MKSFinance trading director Afshin Nabavi said that the bInternational Precious Metals Corporation-silsbee Desert Hot Springsulls flee at the same time. PVMFutures trader Carlos Perez-Santalla pointed out that gold's break and close below the 200-day moving average may prompt trend followers to reverse more.
Obama's speech temporarily eased the market's risk aversion, but this will not affect the medium and long-term upward trend of gold and silver prices, because the factors that support the bull market in precious metals have not changed. On July 20, Ding Hong, President of Golden Valley Investment Management Co., Ltd., still supported the price of gold and silver.
Data released by the US Department of Labor on Thursday (October 28) showed that the number of initial jobless claims in the US dropped by 21,000 to 434,000 last week, better than the expected 45.3. The data is a three-month low, which provides a hint of optimism for the US job market. The current market expects that the third quarter GDP of the United States will grow by 2.2%, compared with the previous value of 1.7%. Considering that other economic data released by the United States in recent days are generally better than expected, this is reminiscent of the upcoming third quarter GDP of the United States. Or it will be better than expected.

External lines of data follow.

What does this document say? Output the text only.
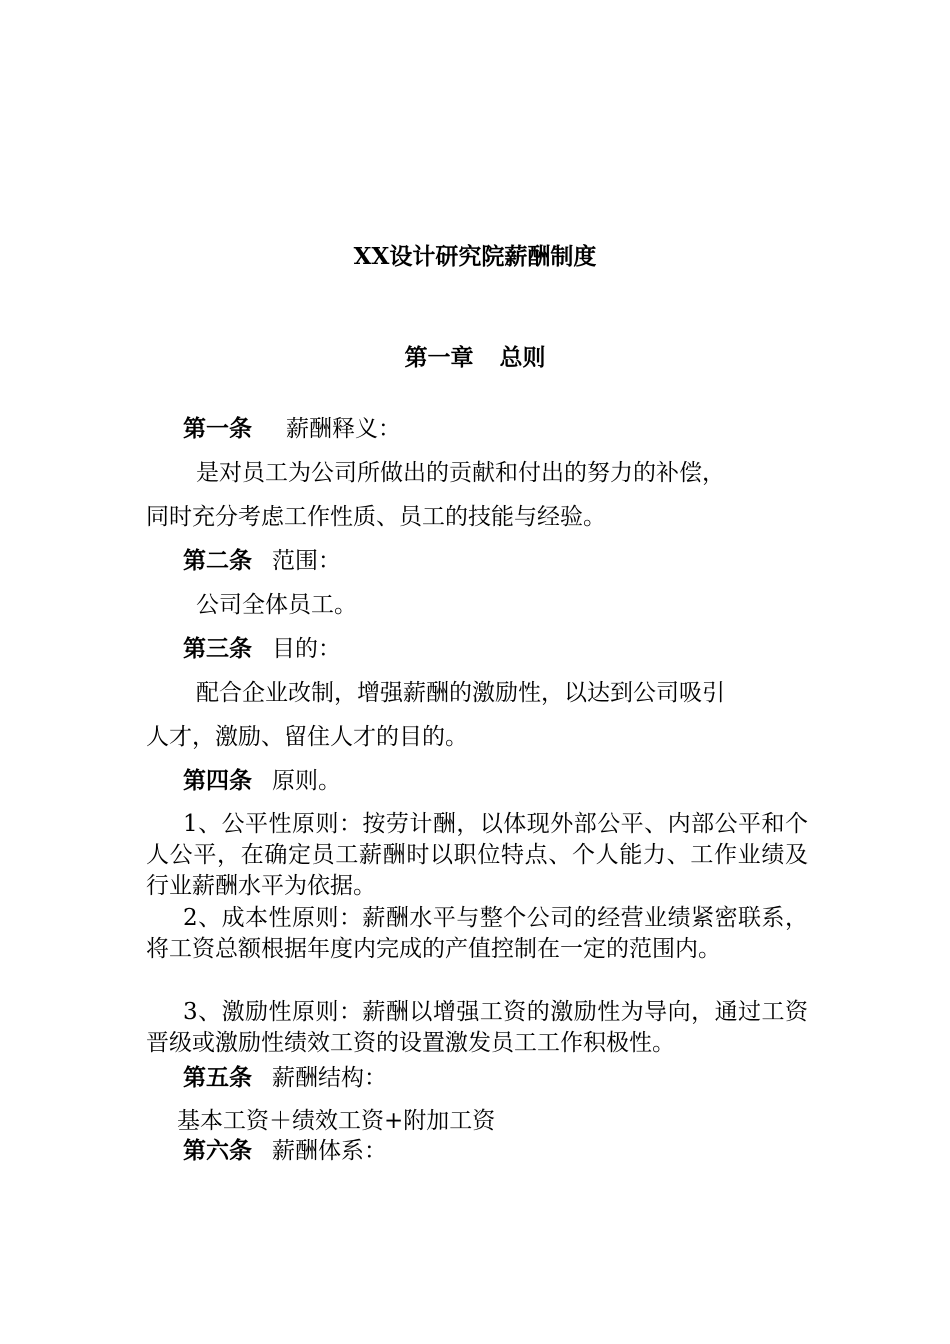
XX设计研究院薪酬制度
第一章 总则
第一条 薪酬释义：
是对员工为公司所做出的贡献和付出的努力的补偿，
同时充分考虑工作性质、员工的技能与经验。
第二条 范围：
公司全体员工。
第三条 目的：
配合企业改制，增强薪酬的激励性，以达到公司吸引
人才，激励、留住人才的目的。
第四条 原则。
1、公平性原则：按劳计酬，以体现外部公平、内部公平和个人公平，在确定员工薪酬时以职位特点、个人能力、工作业绩及行业薪酬水平为依据。
2、成本性原则：薪酬水平与整个公司的经营业绩紧密联系，将工资总额根据年度内完成的产值控制在一定的范围内。
3、激励性原则：薪酬以增强工资的激励性为导向，通过工资晋级或激励性绩效工资的设置激发员工工作积极性。
第五条 薪酬结构：
基本工资＋绩效工资+附加工资
第六条 薪酬体系：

Of course, if the Eurozone economy resumes strong growth, the European debt crisis will no longer be a problem. However, according to the current situation, the strong economic growth of the euro zone can only stay in imagination. The Eurozone economy and the US economy are sliding into recession step by step. Although the self-rescue policies adopted by the two are diametrically opposite, it seems that they cannot avoid falling into recession by different routes. In addition to being trapped by the sluggish economic growth, the Eurozone is also struggling with the European debt crisis, so it adopts what they think is a more sensible tightening policy; the United States implements loose policies to stimulate economic recovery.
Calculated by weight, the total demand for gold in 2012 was 4405.5 tons, a decrease of 4% compared with 2011. This is because the increase in demand from institutional investors and central banks only partially offset the decline in consumer demand. The annual average price in 2012 was US$1669.0/oz, which was 6% higher than the US$1571.5/oz in 2011.
The rapid rise in the price of gold and silver is mainly caused by monetary phenomena, rather than economic growth factors. Dr. Guo Hongjun, director of the Haitong Futures Research InstitInternational Precious Metals Corporation-silsbee Desert Hot Springsute, said that in 2008, the price of gold futures was between 682-800 US dollars per ounce, and now it has reached 1475 US dollars per ounce, which is twice the price during the international financial crisis. However, the economic recovery has not doubled.